Questions about NetXMS Event Processing Policy and Mail Notifications

Started by mauro.cmcc, April 14, 2021, 02:04:03 AM

Previous topic - Next topic

mauro.cmcc

Dear Users,

this is my first post here. I'm starting using NEtXMS 3.8.250 for the first time. So, we can say that I'm a newbie.
I would like to monitor the status of a lot of switches, servers, storage, and other entities that are running in our data center.

Because of the mixed entities, I decided to use SNMP, ICMP and ARP discovery settings (no agent).
Discovery went well, I added some nodes (servers and switches), some event processing policies have been enabled, I can see if the nodes are up or not and I'm receiving some notification emails.

But, now, I have some questions to do:

- I can see only 40 default event processing policies listed in EPP window; Do I need to create manually every standard hardware check policy? Do you know if there is a way to increase the number of default listed policies (EPP external bundle download)!?
- when an EPP is enabled, it covers all the defined nodes; is there a way to exclude only one node from a specific EPP check?

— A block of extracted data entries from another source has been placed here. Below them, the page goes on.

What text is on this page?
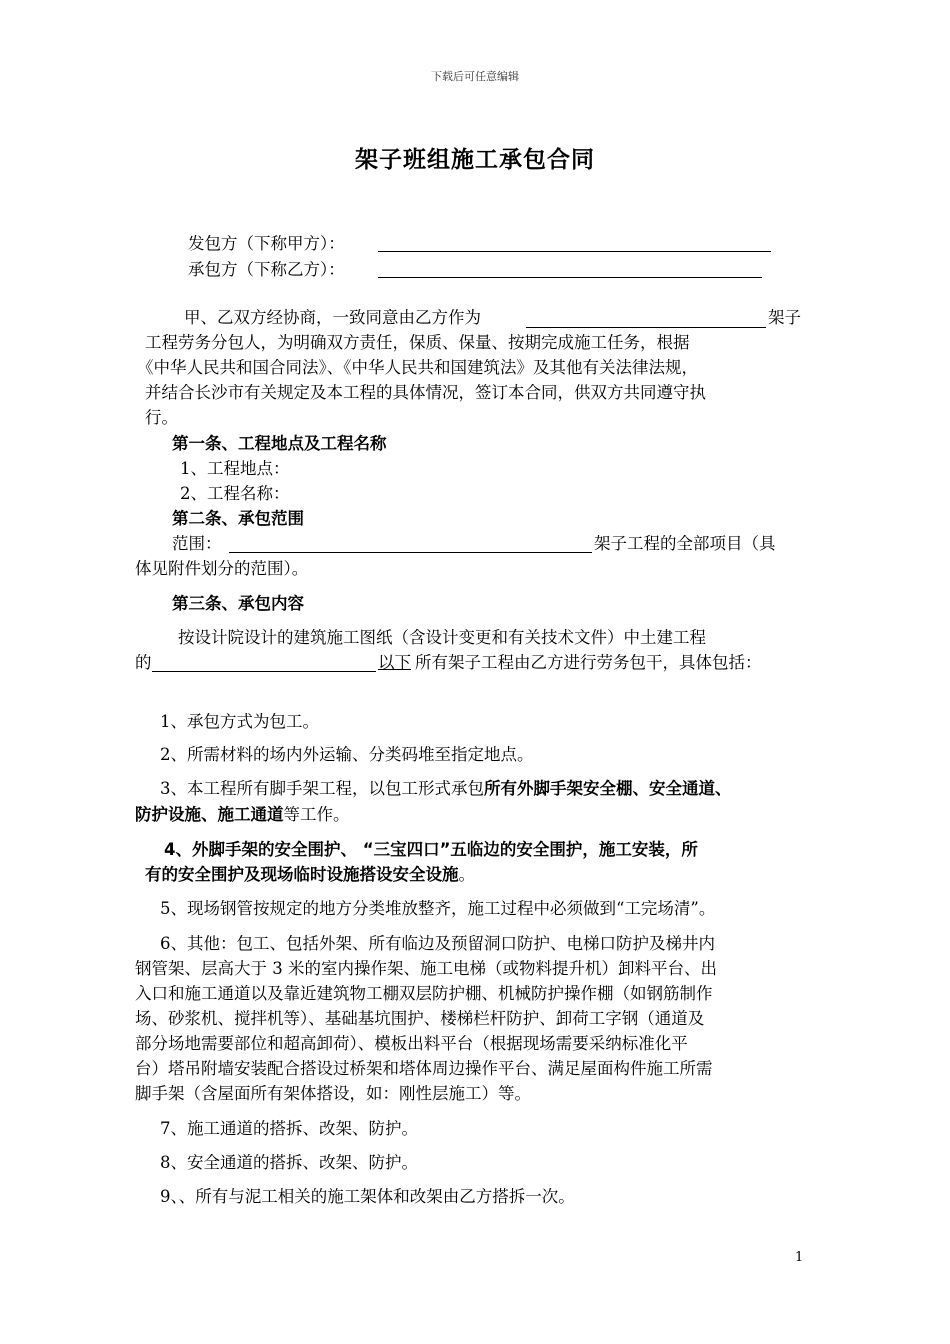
下载后可任意编辑
架子班组施工承包合同
发包方（下称甲方）：
承包方（下称乙方）：
甲、乙双方经协商，一致同意由乙方作为	架子
工程劳务分包人，为明确双方责任，保质、保量、按期完成施工任务，根据
《中华人民共和国合同法》、《中华人民共和国建筑法》及其他有关法律法规，
并结合长沙市有关规定及本工程的具体情况，签订本合同，供双方共同遵守执
行。
第一条、工程地点及工程名称
1、工程地点：
2、工程名称：
第二条、承包范围
范围：	架子工程的全部项目（具
体见附件划分的范围）。
第三条、承包内容
按设计院设计的建筑施工图纸（含设计变更和有关技术文件）中土建工程
的	以下 所有架子工程由乙方进行劳务包干，具体包括：
1、承包方式为包工。
2、所需材料的场内外运输、分类码堆至指定地点。
3、本工程所有脚手架工程，以包工形式承包所有外脚手架安全棚、安全通道、
防护设施、施工通道等工作。
4、外脚手架的安全围护、 “三宝四口”五临边的安全围护，施工安装，所
有的安全围护及现场临时设施搭设安全设施。
5、现场钢管按规定的地方分类堆放整齐，施工过程中必须做到“工完场清”。
6、其他：包工、包括外架、所有临边及预留洞口防护、电梯口防护及梯井内
钢管架、层高大于 3 米的室内操作架、施工电梯（或物料提升机）卸料平台、出
入口和施工通道以及靠近建筑物工棚双层防护棚、机械防护操作棚（如钢筋制作
场、砂浆机、搅拌机等）、基础基坑围护、楼梯栏杆防护、卸荷工字钢（通道及
部分场地需要部位和超高卸荷）、模板出料平台（根据现场需要采纳标准化平
台）塔吊附墙安装配合搭设过桥架和塔体周边操作平台、满足屋面构件施工所需
脚手架（含屋面所有架体搭设，如：刚性层施工）等。
7、施工通道的搭拆、改架、防护。
8、安全通道的搭拆、改架、防护。
9、、所有与泥工相关的施工架体和改架由乙方搭拆一次。
1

At this moment, I need only to know if a node is up and if it is healthy (no hw problems).
In the next future, I would like to print the elements inventory and the topology/map also.

Thank you very much in advance.
Regards,
Mauro

Filipp Sudanov

Hi!

These 40 EEP rules are there just for demonstration, in real production situation there might be more rules.

Systems logic is the following

1) Events are created when something happens. There are many source of events - DCI threshold violation/restore, node status change, log parser, SNMP traps, etc.
Each event stores a number of parameter with it, e.g. DCI parameter name, threshold and actual values, etc. The number of parameters is different for different events.
There are "event prototypes" where we can configure event name and user message, which can have macros (they are expanded when event is created).

2) Events are processed by EPP. It could be that some events are not configured in EPP at all - in this case the event would be just recorded to event log, nothing else would happen.
EPP rules can be very flexible - e.g. one rule can handle multiple events, it can work only for nodes in specific container (or except for some nodes/containers) - check conditions in EPP rule properties.

3) EPP can create an alarm - it's sort of a bug-tracker built in netxms that shows list of current problems. It's also possible to terminate alarms automatically when some other event comes. In order for this to work alarms have alarm key, which is made of some text and macros. Macros can have, e.g. ID of node and ID of a DCI - see default rules 19 and 20.


Now it depends on what exactly hardware checks do you need. Node connectivity and status of network interfaces is checked once per minute via status poll - if it's down, corresponding event will be generated. Other checks are usually configured as DCIs, e.g. cpu temperature, that DCI has threshold and an event specified in in DCI properties is generated on threshold violation. You can use generic SYS_THRESHOLD_REACHED event, but usually it's more convenient to have separate events for various groups of thresholds, e.g. something like DC_SERVER_TEMPERATURE, etc.